Four scenarios are visually displayed

Fig. 2
figure 2

An example of the scenario with an equal weight assigned to each term based on word co- occurrence in Table 2.

For instance, there are two keywords A and B in an article. The WCD = \(2 \times \frac{1}{2} \times \frac{2 \times (2 - 1)}{2} \div (2 - 1) = 1\). In a similar manner, WCD equals 1 if L exceeds 2. For a specific keyword k, the WCD is the sum of Wi in all articles in Eq. 3.

$${WCD}_{k}=\sum_{j=1}^{n}{W}_{j},$$
(3)

whereas n = 4 in our study. The WCDk is thus sized by a bubble in SNA.

All citation weights equal article number multiplied by citations

In the case of article citations (denoted by the symbol IF), the weights of a specific entity (e.g., WCD in Eq. 2) are combined with IF to calculate the IFWCDk by employing the following equations.

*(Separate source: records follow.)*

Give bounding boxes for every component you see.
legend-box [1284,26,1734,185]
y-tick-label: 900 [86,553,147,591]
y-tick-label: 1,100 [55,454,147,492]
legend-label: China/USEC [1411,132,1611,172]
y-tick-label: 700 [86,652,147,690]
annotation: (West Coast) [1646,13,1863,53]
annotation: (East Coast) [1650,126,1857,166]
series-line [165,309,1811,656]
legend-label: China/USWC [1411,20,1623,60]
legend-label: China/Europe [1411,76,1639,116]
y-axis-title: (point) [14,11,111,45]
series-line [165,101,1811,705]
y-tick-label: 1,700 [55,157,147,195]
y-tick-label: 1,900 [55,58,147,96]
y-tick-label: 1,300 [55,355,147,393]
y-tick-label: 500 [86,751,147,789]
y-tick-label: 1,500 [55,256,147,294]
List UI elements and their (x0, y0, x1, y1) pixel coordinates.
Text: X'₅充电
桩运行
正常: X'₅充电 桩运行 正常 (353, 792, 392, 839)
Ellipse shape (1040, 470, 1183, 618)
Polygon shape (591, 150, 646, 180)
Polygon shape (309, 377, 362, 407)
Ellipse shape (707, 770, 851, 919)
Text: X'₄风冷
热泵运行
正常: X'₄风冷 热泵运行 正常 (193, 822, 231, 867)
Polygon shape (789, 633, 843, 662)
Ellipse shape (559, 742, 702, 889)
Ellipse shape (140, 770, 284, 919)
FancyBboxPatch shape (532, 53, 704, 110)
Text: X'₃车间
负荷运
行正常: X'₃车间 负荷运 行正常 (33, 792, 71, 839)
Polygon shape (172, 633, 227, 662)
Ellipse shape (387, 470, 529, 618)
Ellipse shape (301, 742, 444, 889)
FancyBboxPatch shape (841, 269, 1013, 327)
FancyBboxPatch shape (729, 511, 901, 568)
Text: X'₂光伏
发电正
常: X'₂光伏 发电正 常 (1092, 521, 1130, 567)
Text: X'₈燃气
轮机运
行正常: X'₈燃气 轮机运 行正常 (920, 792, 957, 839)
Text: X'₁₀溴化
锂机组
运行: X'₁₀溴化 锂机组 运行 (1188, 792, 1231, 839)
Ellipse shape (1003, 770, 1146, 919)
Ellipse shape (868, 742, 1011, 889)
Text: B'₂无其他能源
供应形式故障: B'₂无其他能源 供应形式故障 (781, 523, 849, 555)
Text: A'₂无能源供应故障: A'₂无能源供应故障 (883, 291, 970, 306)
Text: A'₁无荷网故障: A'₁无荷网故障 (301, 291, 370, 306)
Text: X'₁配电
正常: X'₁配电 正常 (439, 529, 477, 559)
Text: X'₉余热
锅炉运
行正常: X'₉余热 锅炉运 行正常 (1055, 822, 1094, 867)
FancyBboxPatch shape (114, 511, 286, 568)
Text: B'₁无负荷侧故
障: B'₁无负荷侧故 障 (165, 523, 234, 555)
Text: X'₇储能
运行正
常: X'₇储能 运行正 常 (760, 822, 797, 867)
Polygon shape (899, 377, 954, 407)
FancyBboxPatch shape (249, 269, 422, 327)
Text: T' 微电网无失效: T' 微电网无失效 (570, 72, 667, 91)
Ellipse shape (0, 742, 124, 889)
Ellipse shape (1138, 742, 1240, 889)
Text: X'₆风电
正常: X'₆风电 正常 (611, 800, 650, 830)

$$ \begin{aligned} {\text{IFWCD}}\;{\text{in}}\;{\text{an}}\;{\text{article}}\; & = IF \times \left( {\sum\nolimits_{{i = 1}}^{{L - 1}} {\sum\nolimits_{{L = i + 1}}^{L} {(W_{i} + W_{L} )} } } \right) \div (L - 1) \\ = IF \times 2 \times W_{i} \times \frac{{L \times (L - 1)}}{2} \div (L - 1) \\ = \;IF \times 2 \times \frac{1}{L} \times \frac{{L \times (L - 1)}}{2} \div (L - 1) = IF, \\ \end{aligned} $$
(4)
$$ IFWCD_{k} = (\sum\nolimits_{j = 1}^{n} {IFWCD_{j} ) \div WCD_{k} } $$
(5)
$$Citations=\sum_{k=1}^{n}{IFWCD}_{k},$$
(6)

where \({IFWCD}_{k}\) is the mean IF of entity k. All citations in articles are composed of individual \({IFWCD}_{k}\) in Eq. 6. Accordingly, the bubble can be sized by \({IFWCD}_{k}\) for each entity.

Conclusion

While VOSviewer (van Eck & Waltman, 2010, 2017) was used to construct and visualize the scientometric networks, the counts within each topical entity were not consistently integrated into a common scheme. Several adjustments should be applied before feeding the relations to VOSviewer (e.g., Tables 3, 5, 7, 8, 9) in SNA, or to other SNA software, such as Pajek (de Nooy et al., 2011) providing the upload files to node sizes and edge values.

If this is the case, all weights in SNA are equal to the number of publications (or citations). Bubbles (or nodes) should be of a reasonable size. With relation-based analyses, the three categories (citation relations, word co-occurrences, and coauthorship relations) could be compared fairly and reasonably more than ever before in traditional SNA.